INTRODUCTION: The ability to "forget" a joint implant in everyday life is considered to be the ultimate objective in arthroplasty. Recently, a scoring system, the Forgotten Joint Score (FJS-12), was published based on a self-administered questionnaire comprising 12 questions assessing how far patients had been able to forget their hip or knee prosthesis. The main objective of the present study was to translate, adapt and assess a French-language version of the FJS-12 in total hip arthroplasty (THA) patients.

PATIENTS AND METHODS: The questionnaire was translated by 2 orthopedic surgeons and a medical physician, all bilingual, then back-translated into English by two native English-speaking translators unacquainted with the original. A concertation meeting adopted a beta-version of this Score de Hanche Oubliée (SHO-12), which was then tested on 15 randomly selected THA patients and adapted according to their comments. The final version was validated following the international COSMIN methodology. Data collection was prospective, included all patients operated on by a single surgeon using a single technique. Reference questionnaires comprised Oxford Hip Score (OHS-12) and modified Harris Hip Score (HHS). The 3 assessments were conducted with a minimum 1 year's follow-up. The SHO-12 was administered twice, with a 1-week interval. Statistical tests assessed construct validity (Pearson correlation test), internal coherence (Cronbach alpha), reliability (intraclass correlation coefficient) and feasibility (percentage missing values, administration time and ceiling and floor effects).

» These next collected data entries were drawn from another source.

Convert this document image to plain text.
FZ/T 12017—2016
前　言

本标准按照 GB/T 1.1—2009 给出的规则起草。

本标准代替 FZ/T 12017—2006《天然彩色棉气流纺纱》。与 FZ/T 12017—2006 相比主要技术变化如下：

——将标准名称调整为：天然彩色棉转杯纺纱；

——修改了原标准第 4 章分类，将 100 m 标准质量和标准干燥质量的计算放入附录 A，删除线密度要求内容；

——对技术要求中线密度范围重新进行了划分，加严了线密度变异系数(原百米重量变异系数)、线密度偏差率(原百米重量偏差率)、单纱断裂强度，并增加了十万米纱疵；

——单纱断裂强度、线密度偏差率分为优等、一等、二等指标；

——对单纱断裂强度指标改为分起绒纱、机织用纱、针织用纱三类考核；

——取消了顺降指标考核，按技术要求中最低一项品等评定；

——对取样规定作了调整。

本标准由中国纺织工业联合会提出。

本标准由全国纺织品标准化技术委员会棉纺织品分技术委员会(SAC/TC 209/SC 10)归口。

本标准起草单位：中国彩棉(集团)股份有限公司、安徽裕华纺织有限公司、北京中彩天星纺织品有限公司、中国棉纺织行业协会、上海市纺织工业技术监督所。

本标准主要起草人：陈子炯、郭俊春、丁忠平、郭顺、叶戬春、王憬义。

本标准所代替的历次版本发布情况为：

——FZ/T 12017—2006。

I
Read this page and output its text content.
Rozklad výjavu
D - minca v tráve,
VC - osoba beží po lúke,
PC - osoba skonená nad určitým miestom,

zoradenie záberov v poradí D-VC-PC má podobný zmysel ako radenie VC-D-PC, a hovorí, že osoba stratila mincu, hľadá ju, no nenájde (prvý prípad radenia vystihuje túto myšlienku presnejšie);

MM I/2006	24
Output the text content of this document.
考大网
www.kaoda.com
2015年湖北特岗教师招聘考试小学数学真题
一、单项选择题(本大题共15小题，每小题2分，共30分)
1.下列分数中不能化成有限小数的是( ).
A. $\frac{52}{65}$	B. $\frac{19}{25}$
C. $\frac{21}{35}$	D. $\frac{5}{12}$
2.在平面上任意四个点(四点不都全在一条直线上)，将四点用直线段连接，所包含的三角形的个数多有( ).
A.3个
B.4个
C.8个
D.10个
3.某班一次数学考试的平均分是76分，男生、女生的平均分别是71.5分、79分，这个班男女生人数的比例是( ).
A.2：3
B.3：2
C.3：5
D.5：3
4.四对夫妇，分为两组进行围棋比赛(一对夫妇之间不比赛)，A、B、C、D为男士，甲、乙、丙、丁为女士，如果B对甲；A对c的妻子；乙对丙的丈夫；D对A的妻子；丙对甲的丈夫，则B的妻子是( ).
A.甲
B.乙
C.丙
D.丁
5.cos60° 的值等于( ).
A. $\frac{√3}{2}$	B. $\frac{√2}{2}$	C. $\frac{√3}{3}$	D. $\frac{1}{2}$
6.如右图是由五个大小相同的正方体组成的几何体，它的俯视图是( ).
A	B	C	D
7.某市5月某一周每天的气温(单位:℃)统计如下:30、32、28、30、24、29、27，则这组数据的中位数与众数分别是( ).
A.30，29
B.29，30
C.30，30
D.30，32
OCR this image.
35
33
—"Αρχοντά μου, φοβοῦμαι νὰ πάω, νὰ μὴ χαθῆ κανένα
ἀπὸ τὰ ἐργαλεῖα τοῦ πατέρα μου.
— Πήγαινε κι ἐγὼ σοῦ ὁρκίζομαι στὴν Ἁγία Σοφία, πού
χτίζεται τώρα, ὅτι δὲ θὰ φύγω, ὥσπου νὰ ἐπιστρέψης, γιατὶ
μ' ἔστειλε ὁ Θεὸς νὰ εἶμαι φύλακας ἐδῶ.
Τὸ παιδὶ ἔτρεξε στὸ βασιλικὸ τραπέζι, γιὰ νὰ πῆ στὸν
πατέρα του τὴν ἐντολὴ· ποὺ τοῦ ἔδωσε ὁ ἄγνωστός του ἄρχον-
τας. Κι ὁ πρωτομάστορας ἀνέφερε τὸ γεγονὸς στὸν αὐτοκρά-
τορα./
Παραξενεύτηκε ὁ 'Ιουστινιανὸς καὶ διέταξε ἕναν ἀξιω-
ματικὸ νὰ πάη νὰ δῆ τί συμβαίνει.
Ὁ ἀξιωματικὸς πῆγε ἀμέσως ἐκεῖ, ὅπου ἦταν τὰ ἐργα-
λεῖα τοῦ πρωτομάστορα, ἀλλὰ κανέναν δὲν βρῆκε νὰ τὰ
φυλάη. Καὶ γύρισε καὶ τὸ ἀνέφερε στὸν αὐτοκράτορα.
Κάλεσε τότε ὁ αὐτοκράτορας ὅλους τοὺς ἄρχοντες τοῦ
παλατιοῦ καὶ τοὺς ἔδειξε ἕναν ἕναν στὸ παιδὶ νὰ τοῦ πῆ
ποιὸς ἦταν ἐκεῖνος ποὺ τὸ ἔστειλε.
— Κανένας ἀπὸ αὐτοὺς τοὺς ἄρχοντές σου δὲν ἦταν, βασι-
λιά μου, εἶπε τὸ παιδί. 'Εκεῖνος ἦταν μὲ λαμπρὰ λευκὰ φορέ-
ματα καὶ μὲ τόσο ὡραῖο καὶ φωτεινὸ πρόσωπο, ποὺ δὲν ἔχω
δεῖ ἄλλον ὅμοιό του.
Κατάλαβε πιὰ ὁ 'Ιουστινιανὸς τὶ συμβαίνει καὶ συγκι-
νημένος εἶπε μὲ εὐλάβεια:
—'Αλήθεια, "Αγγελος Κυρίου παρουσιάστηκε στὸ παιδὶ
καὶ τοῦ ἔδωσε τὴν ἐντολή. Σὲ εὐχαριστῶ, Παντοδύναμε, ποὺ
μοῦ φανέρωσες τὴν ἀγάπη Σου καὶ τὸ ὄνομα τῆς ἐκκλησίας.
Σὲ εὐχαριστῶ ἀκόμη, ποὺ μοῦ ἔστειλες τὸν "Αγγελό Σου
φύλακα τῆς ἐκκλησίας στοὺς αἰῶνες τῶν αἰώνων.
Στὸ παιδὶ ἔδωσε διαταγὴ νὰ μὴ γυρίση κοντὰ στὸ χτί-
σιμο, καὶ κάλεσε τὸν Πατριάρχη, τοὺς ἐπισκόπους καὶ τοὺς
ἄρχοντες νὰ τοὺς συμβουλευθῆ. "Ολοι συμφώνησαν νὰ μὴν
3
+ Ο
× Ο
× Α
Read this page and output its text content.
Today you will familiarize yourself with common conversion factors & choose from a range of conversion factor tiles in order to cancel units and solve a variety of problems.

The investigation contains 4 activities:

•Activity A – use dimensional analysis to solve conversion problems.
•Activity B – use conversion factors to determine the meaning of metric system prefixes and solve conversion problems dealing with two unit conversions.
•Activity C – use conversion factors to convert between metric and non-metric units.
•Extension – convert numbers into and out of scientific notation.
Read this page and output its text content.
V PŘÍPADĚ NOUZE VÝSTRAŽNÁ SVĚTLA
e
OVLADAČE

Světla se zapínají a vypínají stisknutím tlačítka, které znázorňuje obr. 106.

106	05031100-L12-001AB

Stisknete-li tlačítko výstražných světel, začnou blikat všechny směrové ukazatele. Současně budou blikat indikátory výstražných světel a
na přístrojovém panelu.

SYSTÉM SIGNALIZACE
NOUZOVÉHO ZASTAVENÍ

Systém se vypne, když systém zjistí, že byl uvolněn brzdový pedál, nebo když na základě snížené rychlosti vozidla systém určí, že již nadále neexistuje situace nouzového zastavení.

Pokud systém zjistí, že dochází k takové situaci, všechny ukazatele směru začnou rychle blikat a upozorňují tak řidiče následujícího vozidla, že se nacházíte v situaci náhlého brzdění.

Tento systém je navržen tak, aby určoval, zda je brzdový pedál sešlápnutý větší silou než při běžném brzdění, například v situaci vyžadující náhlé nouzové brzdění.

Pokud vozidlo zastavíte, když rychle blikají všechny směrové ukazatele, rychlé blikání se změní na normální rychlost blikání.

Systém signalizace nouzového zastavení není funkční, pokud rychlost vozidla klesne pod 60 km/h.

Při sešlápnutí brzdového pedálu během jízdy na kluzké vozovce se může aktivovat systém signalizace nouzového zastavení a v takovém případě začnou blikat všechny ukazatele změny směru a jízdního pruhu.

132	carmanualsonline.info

RESULTS: Translation/back-translation encountered no particular linguistic problems. Fifty-eight patients (63 THAs) responded to all questionnaires: 22 female, 36 male; mean age, 62.7±15.2 years. Mean follow-up was 1.6±0.4 years. SHO-12 correlated strongly with OHS-12 and HHS. Internal coherence was good (alpha=0.96) and reproducibility excellent. No floor or ceiling effects were found.

CONCLUSION: SHO-12, the French-language version of the FJS-12 in THA, is a valid, reproducible self-administered questionnaire, comparable to the English-language version.

LEVEL OF EVIDENCE: I, Testing of previously developed diagnostic criteria on consecutive patients - Diagnostic study.